KUALA LUMPUR, 29 May 2009 - Zarina fluently reads a passage from one of her text books as her classmates listen. It is hard to imagine that just a few months ago, the 14-year-old refugee did not even recognize the alphabet. Zarina is a Rohingya living in Malaysia, whose family fled persecution in Myanmar before she was born. She never attended school until a year ago when UNHCRu set up a school for refugee children in her neighbourhood. For most of the Rohingya children in her class, just writing their own names had been a challenge, let alone reading story books and doing arithmetic. Like most of the 5,400 Rohingya refugee children in Malaysia, they have not received basic education due to financial and bureaucratic obstacles.
The UN refugee agency partnered with a non-governmental organization, the Taiwan Buddhist Tzu-Chi Foundation, to open five new education centres within the Klang Valley, serving some 400 Rohingya refugee children. The project received funding from the United States government, bringing education to the Rohingya community on an unprecedented scale in Malaysia.
After nearly two decades in Malaysia without education for their children, Malaysia's 15,400 Muslim Rohingya refugees from north-east Myanmar are especially hungry for formal schooling.
"Our children have grown up without knowing how to read and write," says Zarina's mother, who has four children in the new school. "They must know how to count. They must know science and geography. What future will our Rohingya children have without knowledge?"
"When I was Zarina's age, I had no education," she continues. "I became a mother when I was very young. I want Zarina to have a better life."

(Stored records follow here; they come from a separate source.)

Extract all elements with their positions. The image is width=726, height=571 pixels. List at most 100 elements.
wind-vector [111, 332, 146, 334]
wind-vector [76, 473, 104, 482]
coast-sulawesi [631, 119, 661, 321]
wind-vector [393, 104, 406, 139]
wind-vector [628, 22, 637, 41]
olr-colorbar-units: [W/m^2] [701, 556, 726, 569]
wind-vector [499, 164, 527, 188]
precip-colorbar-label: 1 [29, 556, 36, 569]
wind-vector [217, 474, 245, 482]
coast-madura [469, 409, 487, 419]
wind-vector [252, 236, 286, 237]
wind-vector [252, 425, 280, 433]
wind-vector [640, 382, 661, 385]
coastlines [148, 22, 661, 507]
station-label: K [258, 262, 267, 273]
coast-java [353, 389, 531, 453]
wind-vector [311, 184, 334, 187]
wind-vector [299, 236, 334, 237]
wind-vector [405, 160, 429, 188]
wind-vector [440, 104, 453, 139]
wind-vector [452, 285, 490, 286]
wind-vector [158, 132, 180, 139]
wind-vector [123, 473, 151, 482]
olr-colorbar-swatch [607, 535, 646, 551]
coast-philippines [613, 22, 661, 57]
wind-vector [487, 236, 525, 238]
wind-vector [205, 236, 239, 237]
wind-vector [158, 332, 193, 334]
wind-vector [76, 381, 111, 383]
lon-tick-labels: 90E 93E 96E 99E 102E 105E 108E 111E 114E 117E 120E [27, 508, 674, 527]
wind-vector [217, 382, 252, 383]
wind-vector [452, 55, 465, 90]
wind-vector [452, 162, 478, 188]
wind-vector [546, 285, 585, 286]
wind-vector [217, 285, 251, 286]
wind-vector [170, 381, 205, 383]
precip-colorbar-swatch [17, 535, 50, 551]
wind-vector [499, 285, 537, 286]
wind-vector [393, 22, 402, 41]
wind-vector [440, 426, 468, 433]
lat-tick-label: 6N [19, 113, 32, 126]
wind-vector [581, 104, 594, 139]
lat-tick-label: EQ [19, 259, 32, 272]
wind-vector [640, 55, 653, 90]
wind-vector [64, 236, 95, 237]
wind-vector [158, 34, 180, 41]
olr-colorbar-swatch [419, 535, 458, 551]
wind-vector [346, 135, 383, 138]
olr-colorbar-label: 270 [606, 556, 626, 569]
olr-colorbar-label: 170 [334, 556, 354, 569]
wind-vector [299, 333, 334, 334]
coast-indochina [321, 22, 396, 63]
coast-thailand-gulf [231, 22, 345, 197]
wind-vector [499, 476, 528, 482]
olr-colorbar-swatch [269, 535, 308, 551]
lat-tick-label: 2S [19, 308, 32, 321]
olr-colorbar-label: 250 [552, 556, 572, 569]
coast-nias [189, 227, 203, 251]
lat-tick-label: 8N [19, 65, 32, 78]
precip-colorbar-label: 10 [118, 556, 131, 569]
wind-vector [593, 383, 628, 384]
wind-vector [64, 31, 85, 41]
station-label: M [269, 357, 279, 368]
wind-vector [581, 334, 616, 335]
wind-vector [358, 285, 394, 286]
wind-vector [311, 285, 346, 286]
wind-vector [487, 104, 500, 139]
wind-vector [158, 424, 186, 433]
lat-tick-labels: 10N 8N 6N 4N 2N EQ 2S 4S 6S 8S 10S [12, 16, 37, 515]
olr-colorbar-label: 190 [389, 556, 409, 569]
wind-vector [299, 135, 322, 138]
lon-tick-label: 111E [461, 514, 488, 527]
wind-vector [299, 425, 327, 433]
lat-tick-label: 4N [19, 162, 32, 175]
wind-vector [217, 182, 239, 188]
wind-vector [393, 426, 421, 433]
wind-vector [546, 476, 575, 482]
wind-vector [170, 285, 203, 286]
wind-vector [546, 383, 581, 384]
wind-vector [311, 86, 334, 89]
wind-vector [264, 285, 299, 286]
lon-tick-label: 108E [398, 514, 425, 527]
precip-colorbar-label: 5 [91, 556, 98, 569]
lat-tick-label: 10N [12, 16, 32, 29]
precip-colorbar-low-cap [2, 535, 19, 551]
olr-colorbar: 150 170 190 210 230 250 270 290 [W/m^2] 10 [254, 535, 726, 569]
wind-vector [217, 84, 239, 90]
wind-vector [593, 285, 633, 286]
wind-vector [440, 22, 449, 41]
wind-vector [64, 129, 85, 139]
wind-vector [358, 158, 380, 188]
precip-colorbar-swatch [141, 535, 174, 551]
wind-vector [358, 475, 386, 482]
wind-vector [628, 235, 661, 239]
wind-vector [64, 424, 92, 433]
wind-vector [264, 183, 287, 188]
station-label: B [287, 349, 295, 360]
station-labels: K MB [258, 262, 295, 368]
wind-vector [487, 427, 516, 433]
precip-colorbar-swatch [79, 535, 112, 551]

Brittocia Arulanthu, a UNHCR community services officer, says "the absence of basic education among refugee children will become a handicap for them as they grow up, inhibiting their access to opportunities to better their lives."
But "attending school provides continuity and normalization for refugee children who generally live in vulnerable conditions," she adds.
In Malaysia, there are some 8,000 refugee children of school-going age (from all ethnicities, including Rohingya), but UNHCR estimates that less than a third of them have access to any kind of education.
Many refugee communities resort to setting up their own schools, which, however, lack qualified teachers and basic books. The UNHCR-Buddhist Tzu-Chi education project provides structured teaching materials and permanent trained teachers - including many Rohingya teachers.
"Not all the children know how to read and write and this makes it very difficult to teach them," says Rohingya teacher Umar Arif. "But they are very interested in school." Behind him, his students of varying ages take turns to write down numbers from one to 10 on the white board. The pace is slow, but allows everyone to catch up.
Fifteen-year-old Ali is a good student, smart and conscientious in his studies. He has high hopes of holding a big position in an office one day. But for now, he does odd jobs at a grocery store after school every day to help his family make ends meet. He's not even able to tackle his homework until he returns home after nine at night.
"I never had an opportunity for school before, so even though I have to work at night to make money for my family, I will still go to school," says Ali. He refuses to miss a day of classes.
Zarina often has to walk the 10 kilometres to her school as the bus is unreliable. But, like Ali, she is determined to attend every class. "I like learning new things. Now that I can read, I have learnt so much about the world," she says. "If I attend school, when I grow up, I can find a good job. Maybe I can be an engineer."